Saving Captain Kirk
I was in my late teens/early 20s and a stage tech at a dinner theatre, in a hotel, attached to a convention center in Valley Forge, Pennsylvania. Yes – it was as random as it sounds…
I was in my late teens/early twenties and a stage tech at a dinner theater in a hotel, attached to a convention center, in Valley Forge, Pennsylvania. Yes — it was as random as it sounds. Forty minutes to show time we get a call from the GM. Shatner was on at a Sci-Fi convention next door, his sound system wasn’t working and the natives (geeks) were getting restless. Could I and lead sound tech, Mark Kaplan, come right over?

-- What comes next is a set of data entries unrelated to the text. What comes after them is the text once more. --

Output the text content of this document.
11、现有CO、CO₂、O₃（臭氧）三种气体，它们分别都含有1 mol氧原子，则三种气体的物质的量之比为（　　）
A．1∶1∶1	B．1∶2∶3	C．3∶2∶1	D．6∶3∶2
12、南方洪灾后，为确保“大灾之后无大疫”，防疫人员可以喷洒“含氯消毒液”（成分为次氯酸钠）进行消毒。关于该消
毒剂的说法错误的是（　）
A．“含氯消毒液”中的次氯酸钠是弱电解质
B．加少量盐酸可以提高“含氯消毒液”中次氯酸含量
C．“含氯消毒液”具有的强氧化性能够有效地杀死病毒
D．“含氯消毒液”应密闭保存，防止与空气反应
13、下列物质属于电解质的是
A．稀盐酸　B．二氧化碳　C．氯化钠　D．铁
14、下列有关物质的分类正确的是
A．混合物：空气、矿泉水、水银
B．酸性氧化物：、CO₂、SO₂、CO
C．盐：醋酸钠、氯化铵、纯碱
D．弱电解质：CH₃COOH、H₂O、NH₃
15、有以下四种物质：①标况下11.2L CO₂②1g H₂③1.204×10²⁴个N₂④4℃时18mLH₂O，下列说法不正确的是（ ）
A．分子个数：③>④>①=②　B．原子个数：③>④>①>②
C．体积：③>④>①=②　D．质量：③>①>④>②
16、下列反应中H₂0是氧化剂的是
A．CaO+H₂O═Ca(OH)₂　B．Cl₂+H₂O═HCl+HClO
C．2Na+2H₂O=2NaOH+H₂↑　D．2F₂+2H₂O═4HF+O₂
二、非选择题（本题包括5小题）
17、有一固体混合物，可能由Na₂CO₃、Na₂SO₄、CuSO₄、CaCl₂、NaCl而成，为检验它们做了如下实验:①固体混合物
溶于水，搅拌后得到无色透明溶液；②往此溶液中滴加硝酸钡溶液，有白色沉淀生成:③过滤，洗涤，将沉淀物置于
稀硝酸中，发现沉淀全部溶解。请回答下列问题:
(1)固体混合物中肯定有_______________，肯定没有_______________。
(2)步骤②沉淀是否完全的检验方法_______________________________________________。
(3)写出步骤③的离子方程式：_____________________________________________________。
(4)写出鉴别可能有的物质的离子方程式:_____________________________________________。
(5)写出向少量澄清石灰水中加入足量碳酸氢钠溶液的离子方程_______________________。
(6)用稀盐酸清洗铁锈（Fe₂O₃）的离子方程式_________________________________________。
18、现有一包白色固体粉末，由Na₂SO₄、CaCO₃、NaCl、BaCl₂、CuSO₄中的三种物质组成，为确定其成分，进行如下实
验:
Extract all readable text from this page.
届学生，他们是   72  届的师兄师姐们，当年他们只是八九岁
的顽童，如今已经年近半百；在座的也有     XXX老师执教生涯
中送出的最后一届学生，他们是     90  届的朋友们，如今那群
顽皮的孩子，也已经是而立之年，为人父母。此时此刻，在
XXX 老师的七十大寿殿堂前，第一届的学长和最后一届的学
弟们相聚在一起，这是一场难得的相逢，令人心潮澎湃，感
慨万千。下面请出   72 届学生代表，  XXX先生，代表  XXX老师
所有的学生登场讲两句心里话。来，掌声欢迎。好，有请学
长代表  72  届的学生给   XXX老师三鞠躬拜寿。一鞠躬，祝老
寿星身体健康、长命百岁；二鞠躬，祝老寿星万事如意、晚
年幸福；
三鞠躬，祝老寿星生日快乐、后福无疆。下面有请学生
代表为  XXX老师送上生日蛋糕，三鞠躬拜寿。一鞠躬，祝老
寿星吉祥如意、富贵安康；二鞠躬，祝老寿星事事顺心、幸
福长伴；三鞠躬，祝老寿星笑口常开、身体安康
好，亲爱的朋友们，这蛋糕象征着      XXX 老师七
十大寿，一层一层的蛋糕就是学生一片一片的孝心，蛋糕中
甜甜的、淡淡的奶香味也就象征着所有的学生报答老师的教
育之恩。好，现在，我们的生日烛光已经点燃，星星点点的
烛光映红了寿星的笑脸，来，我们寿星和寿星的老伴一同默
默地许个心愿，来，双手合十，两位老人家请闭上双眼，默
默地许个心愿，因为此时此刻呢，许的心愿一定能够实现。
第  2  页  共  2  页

Mark looked like Groucho Marx. He was a jittery guy and would make announcements on mic with all the wrong inflections to hilarious result. Example: When dedicating one performance to the sad passing of Robin Roe (pronounced “Row”), the daughter of our room manager, Mark announced it like someone had just won a new car. “Today’s performance is dedicated to the memory of ROBIN ROOOOOOOE!” Completely inappropriate and yet wacky at the same time.
We get to the convention center and sure enough, there was William Shatner on a little platform stage in the middle of a sea of fans. There was a set piece that looked like a paper mache-like cave with fog and a glowing light coming from inside where Shatner would enter and exit. We arrived from the cave and joined him onstage. He said to us, “Oh, hello and thank God.” As I was fiddling around with the wiring, I asked, “This is a circus. Is it always like this?” Wide eyed, he touched my elbow, “Oh you don’t know.” We got the mic up and running in a matter of minutes.
He wanted to give us a proper thank you but there were tons of people waiting for him to speak. So, like a proper tech, I just said, “There you go! Have a good time.” exiting quickly to give him his stage as he publicly thanked the crew.